Emanuel Swedenborg’s mystically theological quotes (spoken by an honorable F. Murray Abraham as George’s department head) about afterlives presenting new beginnings ring loudest, as a misguided attempt at valuing the deceased—possibly the script’s most tone-deaf assertion. Perhaps second to the unneeded trigger of Catherine’s eating disorder and its unremarkable “significance,” aka why is this needed?

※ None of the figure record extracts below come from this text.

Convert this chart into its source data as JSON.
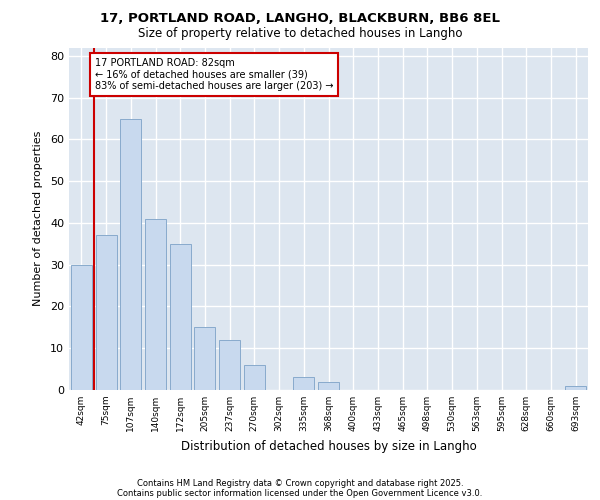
{
  "title1": "17, PORTLAND ROAD, LANGHO, BLACKBURN, BB6 8EL",
  "title2": "Size of property relative to detached houses in Langho",
  "xlabel": "Distribution of detached houses by size in Langho",
  "ylabel": "Number of detached properties",
  "categories": [
    "42sqm",
    "75sqm",
    "107sqm",
    "140sqm",
    "172sqm",
    "205sqm",
    "237sqm",
    "270sqm",
    "302sqm",
    "335sqm",
    "368sqm",
    "400sqm",
    "433sqm",
    "465sqm",
    "498sqm",
    "530sqm",
    "563sqm",
    "595sqm",
    "628sqm",
    "660sqm",
    "693sqm"
  ],
  "values": [
    30,
    37,
    65,
    41,
    35,
    15,
    12,
    6,
    0,
    3,
    2,
    0,
    0,
    0,
    0,
    0,
    0,
    0,
    0,
    0,
    1
  ],
  "bar_color": "#c8d9ee",
  "bar_edge_color": "#88aacc",
  "annotation_text": "17 PORTLAND ROAD: 82sqm\n← 16% of detached houses are smaller (39)\n83% of semi-detached houses are larger (203) →",
  "annotation_box_color": "#ffffff",
  "annotation_box_edge_color": "#cc0000",
  "vline_x_index": 1,
  "ylim": [
    0,
    82
  ],
  "yticks": [
    0,
    10,
    20,
    30,
    40,
    50,
    60,
    70,
    80
  ],
  "plot_bg_color": "#dde6f0",
  "fig_bg_color": "#ffffff",
  "grid_color": "#ffffff",
  "footer1": "Contains HM Land Registry data © Crown copyright and database right 2025.",
  "footer2": "Contains public sector information licensed under the Open Government Licence v3.0."
}
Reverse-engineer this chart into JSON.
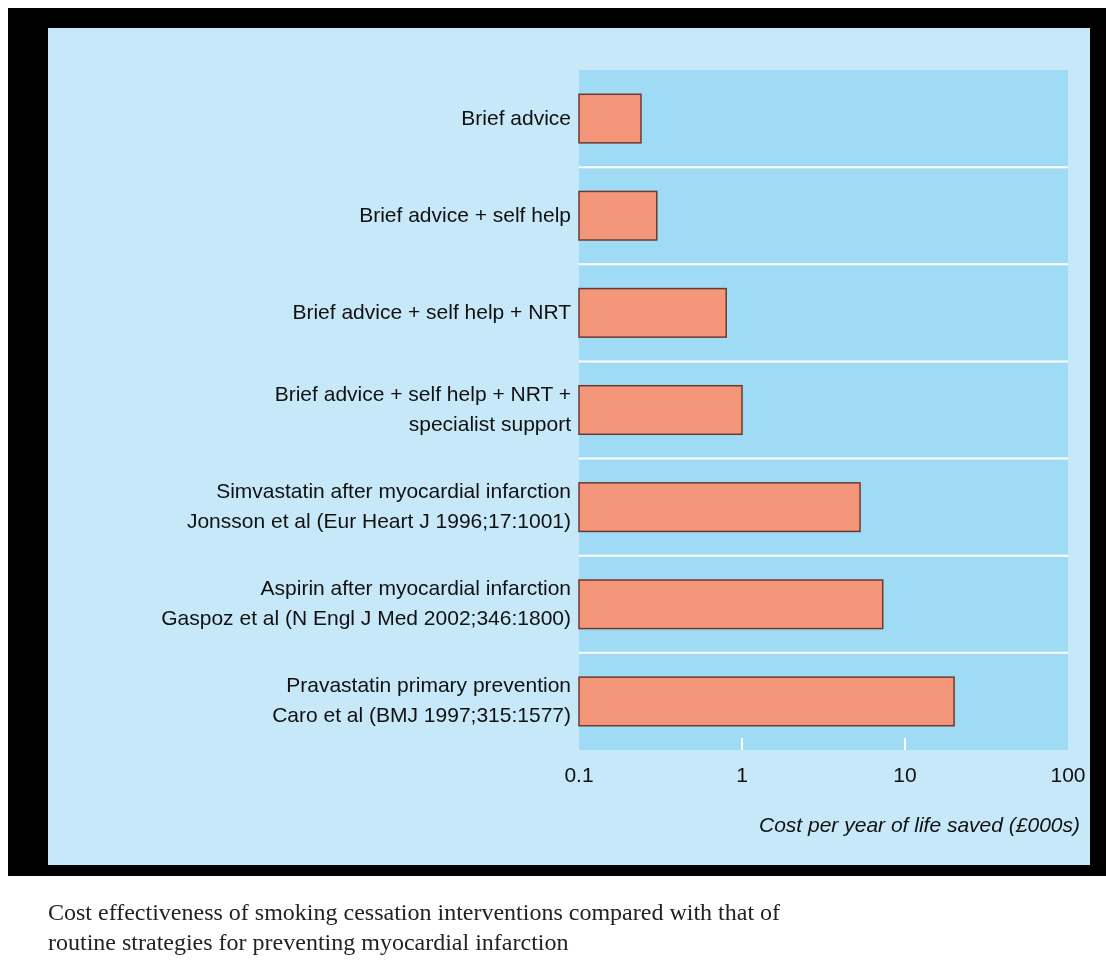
{
  "chart_data": {
    "type": "bar",
    "orientation": "horizontal",
    "log": "x",
    "categories": [
      "Brief advice",
      "Brief advice + self help",
      "Brief advice + self help + NRT",
      "Brief advice + self help + NRT +\nspecialist support",
      "Simvastatin after myocardial infarction\nJonsson et al (Eur Heart J 1996;17:1001)",
      "Aspirin after myocardial infarction\nGaspoz et al (N Engl J Med 2002;346:1800)",
      "Pravastatin primary prevention\nCaro et al (BMJ 1997;315:1577)"
    ],
    "values": [
      0.24,
      0.3,
      0.8,
      1.0,
      5.3,
      7.3,
      20
    ],
    "color": "#f4967a",
    "xlim": [
      0.1,
      100
    ],
    "xticks": [
      0.1,
      1,
      10,
      100
    ],
    "xlabel": "Cost per year of life saved (£000s)",
    "annotations": [
      "Cost effectiveness of smoking cessation interventions compared with that of routine strategies for preventing myocardial infarction"
    ]
  }
}
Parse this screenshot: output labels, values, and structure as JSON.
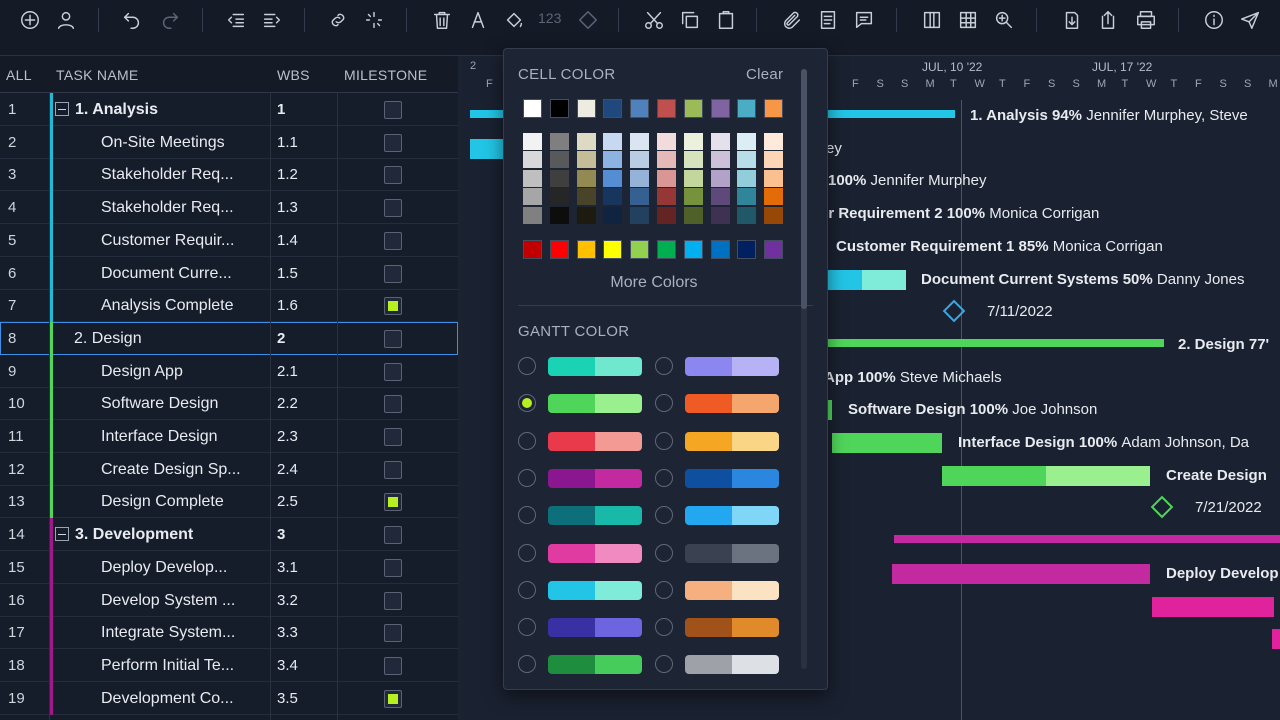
{
  "toolbar": {
    "counter": "123"
  },
  "grid": {
    "headers": {
      "all": "ALL",
      "task_name": "TASK NAME",
      "wbs": "WBS",
      "milestone": "MILESTONE"
    },
    "rows": [
      {
        "num": "1",
        "name": "1. Analysis",
        "wbs": "1",
        "milestone": false,
        "summary": true,
        "color": "#22b8d6"
      },
      {
        "num": "2",
        "name": "On-Site Meetings",
        "wbs": "1.1",
        "milestone": false,
        "summary": false,
        "color": "#22b8d6"
      },
      {
        "num": "3",
        "name": "Stakeholder Req...",
        "wbs": "1.2",
        "milestone": false,
        "summary": false,
        "color": "#22b8d6"
      },
      {
        "num": "4",
        "name": "Stakeholder Req...",
        "wbs": "1.3",
        "milestone": false,
        "summary": false,
        "color": "#22b8d6"
      },
      {
        "num": "5",
        "name": "Customer Requir...",
        "wbs": "1.4",
        "milestone": false,
        "summary": false,
        "color": "#22b8d6"
      },
      {
        "num": "6",
        "name": "Document Curre...",
        "wbs": "1.5",
        "milestone": false,
        "summary": false,
        "color": "#22b8d6"
      },
      {
        "num": "7",
        "name": "Analysis Complete",
        "wbs": "1.6",
        "milestone": true,
        "summary": false,
        "color": "#22b8d6"
      },
      {
        "num": "8",
        "name": "2. Design",
        "wbs": "2",
        "milestone": false,
        "summary": true,
        "color": "#4fd65a"
      },
      {
        "num": "9",
        "name": "Design App",
        "wbs": "2.1",
        "milestone": false,
        "summary": false,
        "color": "#4fd65a"
      },
      {
        "num": "10",
        "name": "Software Design",
        "wbs": "2.2",
        "milestone": false,
        "summary": false,
        "color": "#4fd65a"
      },
      {
        "num": "11",
        "name": "Interface Design",
        "wbs": "2.3",
        "milestone": false,
        "summary": false,
        "color": "#4fd65a"
      },
      {
        "num": "12",
        "name": "Create Design Sp...",
        "wbs": "2.4",
        "milestone": false,
        "summary": false,
        "color": "#4fd65a"
      },
      {
        "num": "13",
        "name": "Design Complete",
        "wbs": "2.5",
        "milestone": true,
        "summary": false,
        "color": "#4fd65a"
      },
      {
        "num": "14",
        "name": "3. Development",
        "wbs": "3",
        "milestone": false,
        "summary": true,
        "color": "#a0198a"
      },
      {
        "num": "15",
        "name": "Deploy Develop...",
        "wbs": "3.1",
        "milestone": false,
        "summary": false,
        "color": "#a0198a"
      },
      {
        "num": "16",
        "name": "Develop System ...",
        "wbs": "3.2",
        "milestone": false,
        "summary": false,
        "color": "#a0198a"
      },
      {
        "num": "17",
        "name": "Integrate System...",
        "wbs": "3.3",
        "milestone": false,
        "summary": false,
        "color": "#a0198a"
      },
      {
        "num": "18",
        "name": "Perform Initial Te...",
        "wbs": "3.4",
        "milestone": false,
        "summary": false,
        "color": "#a0198a"
      },
      {
        "num": "19",
        "name": "Development Co...",
        "wbs": "3.5",
        "milestone": true,
        "summary": false,
        "color": "#a0198a"
      }
    ]
  },
  "gantt": {
    "months": [
      "JUL, 10 '22",
      "JUL, 17 '22"
    ],
    "days_left": [
      "2",
      "F"
    ],
    "days": [
      "F",
      "S",
      "S",
      "M",
      "T",
      "W",
      "T",
      "F",
      "S",
      "S",
      "M",
      "T",
      "W",
      "T",
      "F",
      "S",
      "S",
      "M",
      "T"
    ],
    "labels": {
      "analysis": {
        "name": "1. Analysis",
        "pct": "94%",
        "who": "Jennifer Murphey, Steve"
      },
      "onsite": {
        "name": "",
        "pct": "",
        "who": "ey"
      },
      "sreq1": {
        "name": "",
        "pct": "100%",
        "who": "Jennifer Murphey"
      },
      "sreq2": {
        "name": "er Requirement 2",
        "pct": "100%",
        "who": "Monica Corrigan"
      },
      "creq": {
        "name": "Customer Requirement 1",
        "pct": "85%",
        "who": "Monica Corrigan"
      },
      "doc": {
        "name": "Document Current Systems",
        "pct": "50%",
        "who": "Danny Jones"
      },
      "ms1": "7/11/2022",
      "design": {
        "name": "2. Design",
        "pct": "77'"
      },
      "app": {
        "name": "App",
        "pct": "100%",
        "who": "Steve Michaels"
      },
      "soft": {
        "name": "Software Design",
        "pct": "100%",
        "who": "Joe Johnson"
      },
      "iface": {
        "name": "Interface Design",
        "pct": "100%",
        "who": "Adam Johnson, Da"
      },
      "cds": {
        "name": "Create Design"
      },
      "ms2": "7/21/2022",
      "deploy": {
        "name": "Deploy Develop"
      }
    }
  },
  "popup": {
    "cell_color_title": "CELL COLOR",
    "clear": "Clear",
    "more_colors": "More Colors",
    "gantt_color_title": "GANTT COLOR",
    "top_swatches": [
      "#ffffff",
      "#000000",
      "#eeece1",
      "#1f497d",
      "#4f81bd",
      "#c0504d",
      "#9bbb59",
      "#8064a2",
      "#4bacc6",
      "#f79646"
    ],
    "tint_columns": [
      [
        "#f2f2f2",
        "#d9d9d9",
        "#bfbfbf",
        "#a6a6a6",
        "#808080"
      ],
      [
        "#7f7f7f",
        "#595959",
        "#3f3f3f",
        "#262626",
        "#0d0d0d"
      ],
      [
        "#ddd9c3",
        "#c4bd97",
        "#938953",
        "#494429",
        "#1d1b10"
      ],
      [
        "#c6d9f0",
        "#8db3e2",
        "#548dd4",
        "#17365d",
        "#0f243e"
      ],
      [
        "#dbe5f1",
        "#b8cce4",
        "#95b3d7",
        "#366092",
        "#244061"
      ],
      [
        "#f2dcdb",
        "#e5b9b7",
        "#d99694",
        "#953734",
        "#632423"
      ],
      [
        "#ebf1dd",
        "#d7e3bc",
        "#c3d69b",
        "#76923c",
        "#4f6128"
      ],
      [
        "#e5e0ec",
        "#ccc1d9",
        "#b2a2c7",
        "#5f497a",
        "#3f3151"
      ],
      [
        "#dbeef3",
        "#b7dde8",
        "#92cddc",
        "#31859b",
        "#205867"
      ],
      [
        "#fdeada",
        "#fbd5b5",
        "#fac08f",
        "#e36c09",
        "#974806"
      ]
    ],
    "standard_swatches": [
      "#c00000",
      "#ff0000",
      "#ffc000",
      "#ffff00",
      "#92d050",
      "#00b050",
      "#00b0f0",
      "#0070c0",
      "#002060",
      "#7030a0"
    ],
    "gantt_left": [
      [
        "#1ad3b4",
        "#6fe8cf"
      ],
      [
        "#4fd65a",
        "#9af08f"
      ],
      [
        "#e83a4a",
        "#f39a95"
      ],
      [
        "#8a1690",
        "#c42aa0"
      ],
      [
        "#0d6f7a",
        "#18b9a8"
      ],
      [
        "#e03ba0",
        "#f08ac0"
      ],
      [
        "#22c5e6",
        "#7eecd9"
      ],
      [
        "#3930a4",
        "#6d64e0"
      ],
      [
        "#1e8e3e",
        "#45cc5a"
      ]
    ],
    "gantt_right": [
      [
        "#8c86f0",
        "#b7b1f5"
      ],
      [
        "#f05a24",
        "#f5a66d"
      ],
      [
        "#f5a623",
        "#fad585"
      ],
      [
        "#0e4fa0",
        "#2a86de"
      ],
      [
        "#22a7f0",
        "#7fd6f7"
      ],
      [
        "#3a4252",
        "#6b7380"
      ],
      [
        "#f6b07f",
        "#fbe2c3"
      ],
      [
        "#a0521a",
        "#e08a2a"
      ],
      [
        "#9ea2a8",
        "#dde0e4"
      ]
    ],
    "selected_gantt": 1
  }
}
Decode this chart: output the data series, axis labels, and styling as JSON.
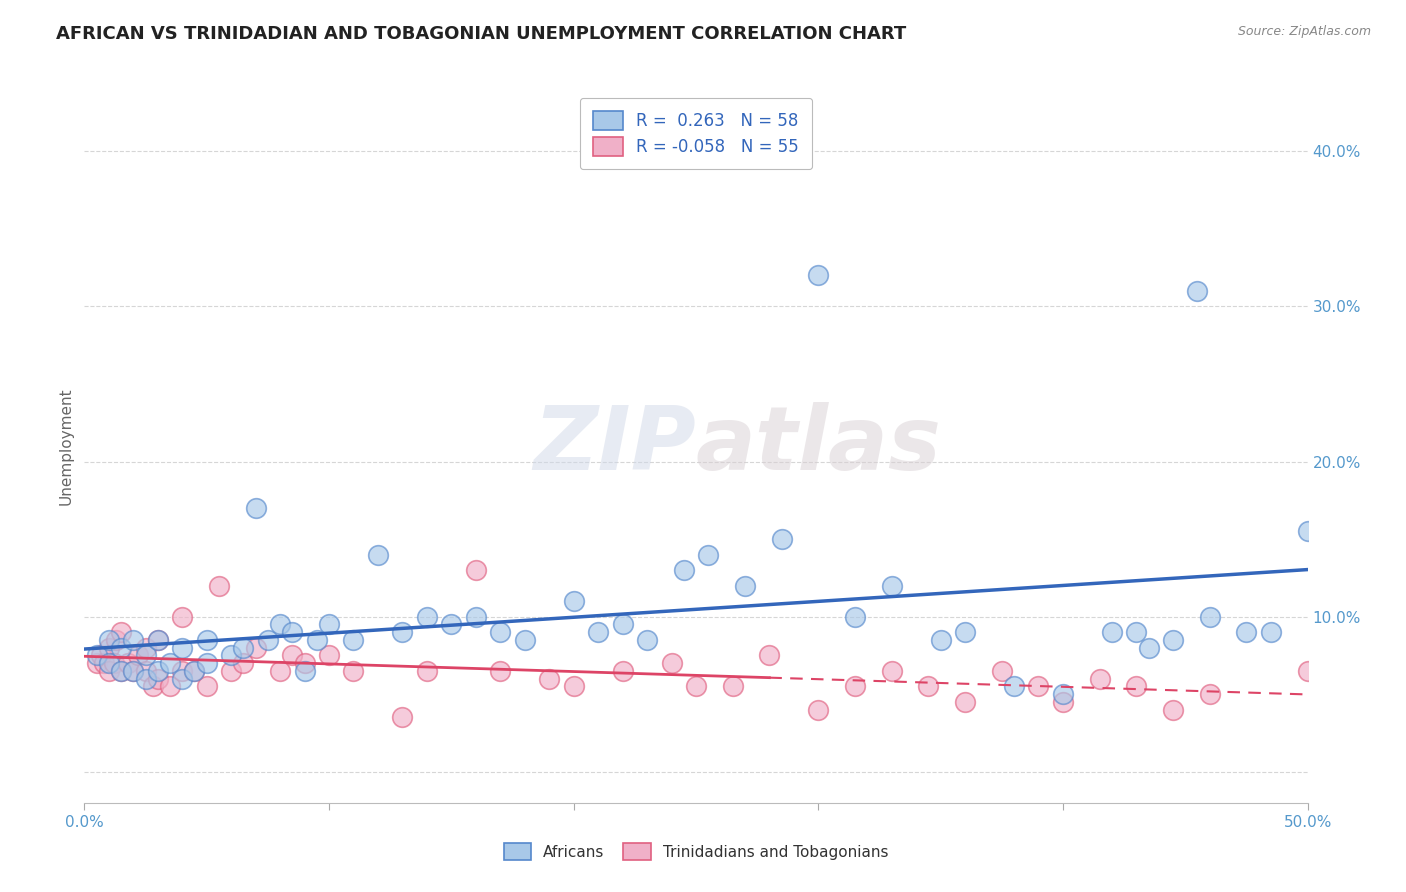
{
  "title": "AFRICAN VS TRINIDADIAN AND TOBAGONIAN UNEMPLOYMENT CORRELATION CHART",
  "source": "Source: ZipAtlas.com",
  "ylabel": "Unemployment",
  "xlim": [
    0.0,
    0.5
  ],
  "ylim": [
    -0.02,
    0.44
  ],
  "yticks": [
    0.0,
    0.1,
    0.2,
    0.3,
    0.4
  ],
  "ytick_labels": [
    "",
    "10.0%",
    "20.0%",
    "30.0%",
    "40.0%"
  ],
  "african_color": "#a8c8e8",
  "african_edge": "#5588cc",
  "trinidadian_color": "#f0b0c8",
  "trinidadian_edge": "#e06080",
  "trend_african_color": "#3366bb",
  "trend_trinidadian_color": "#dd4466",
  "watermark": "ZIPatlas",
  "african_x": [
    0.005,
    0.01,
    0.01,
    0.015,
    0.015,
    0.02,
    0.02,
    0.025,
    0.025,
    0.03,
    0.03,
    0.035,
    0.04,
    0.04,
    0.045,
    0.05,
    0.05,
    0.06,
    0.065,
    0.07,
    0.075,
    0.08,
    0.085,
    0.09,
    0.095,
    0.1,
    0.11,
    0.12,
    0.13,
    0.14,
    0.15,
    0.16,
    0.17,
    0.18,
    0.2,
    0.21,
    0.22,
    0.23,
    0.245,
    0.255,
    0.27,
    0.285,
    0.3,
    0.315,
    0.33,
    0.35,
    0.36,
    0.38,
    0.4,
    0.42,
    0.43,
    0.435,
    0.445,
    0.455,
    0.46,
    0.475,
    0.485,
    0.5
  ],
  "african_y": [
    0.075,
    0.07,
    0.085,
    0.065,
    0.08,
    0.065,
    0.085,
    0.06,
    0.075,
    0.065,
    0.085,
    0.07,
    0.06,
    0.08,
    0.065,
    0.07,
    0.085,
    0.075,
    0.08,
    0.17,
    0.085,
    0.095,
    0.09,
    0.065,
    0.085,
    0.095,
    0.085,
    0.14,
    0.09,
    0.1,
    0.095,
    0.1,
    0.09,
    0.085,
    0.11,
    0.09,
    0.095,
    0.085,
    0.13,
    0.14,
    0.12,
    0.15,
    0.32,
    0.1,
    0.12,
    0.085,
    0.09,
    0.055,
    0.05,
    0.09,
    0.09,
    0.08,
    0.085,
    0.31,
    0.1,
    0.09,
    0.09,
    0.155
  ],
  "trinidadian_x": [
    0.005,
    0.007,
    0.008,
    0.01,
    0.01,
    0.012,
    0.013,
    0.015,
    0.015,
    0.018,
    0.02,
    0.022,
    0.025,
    0.025,
    0.028,
    0.03,
    0.03,
    0.035,
    0.04,
    0.04,
    0.045,
    0.05,
    0.055,
    0.06,
    0.065,
    0.07,
    0.08,
    0.085,
    0.09,
    0.1,
    0.11,
    0.13,
    0.14,
    0.16,
    0.17,
    0.19,
    0.2,
    0.22,
    0.24,
    0.25,
    0.265,
    0.28,
    0.3,
    0.315,
    0.33,
    0.345,
    0.36,
    0.375,
    0.39,
    0.4,
    0.415,
    0.43,
    0.445,
    0.46,
    0.5
  ],
  "trinidadian_y": [
    0.07,
    0.075,
    0.07,
    0.065,
    0.08,
    0.07,
    0.085,
    0.065,
    0.09,
    0.07,
    0.065,
    0.075,
    0.065,
    0.08,
    0.055,
    0.06,
    0.085,
    0.055,
    0.065,
    0.1,
    0.065,
    0.055,
    0.12,
    0.065,
    0.07,
    0.08,
    0.065,
    0.075,
    0.07,
    0.075,
    0.065,
    0.035,
    0.065,
    0.13,
    0.065,
    0.06,
    0.055,
    0.065,
    0.07,
    0.055,
    0.055,
    0.075,
    0.04,
    0.055,
    0.065,
    0.055,
    0.045,
    0.065,
    0.055,
    0.045,
    0.06,
    0.055,
    0.04,
    0.05,
    0.065
  ],
  "background_color": "#ffffff",
  "grid_color": "#cccccc"
}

I don’t disparage Things Heard and Seen because its promised elements of unearthly roommates are mere plot devices to something much more socially unspeakable. What’s wrong with this picture is the effort invested into making dreadful points by subjecting viewers to wretchedness with a cackle that beats all the proverbial dead horses well past disfiguration. Any projections of retribution and revenge are woefully muted, as the film ends with a shrug of, “men are evil, right?” Dialogue about innocent women who deserve something better pierces armor as intended, but storytelling detrimentally hyper-focuses on their unrelenting torture, provoked spirals, and burials without any suitable counterbalance. The divide between intent and execution is wider than the one between Heaven and Hell, two places that provide no comfort given how the film attempts to soften ugliness by proclaiming, “sure these characters are dead, but it’s where they rest that ultimately matters”—which, I dare say, ain’t the point.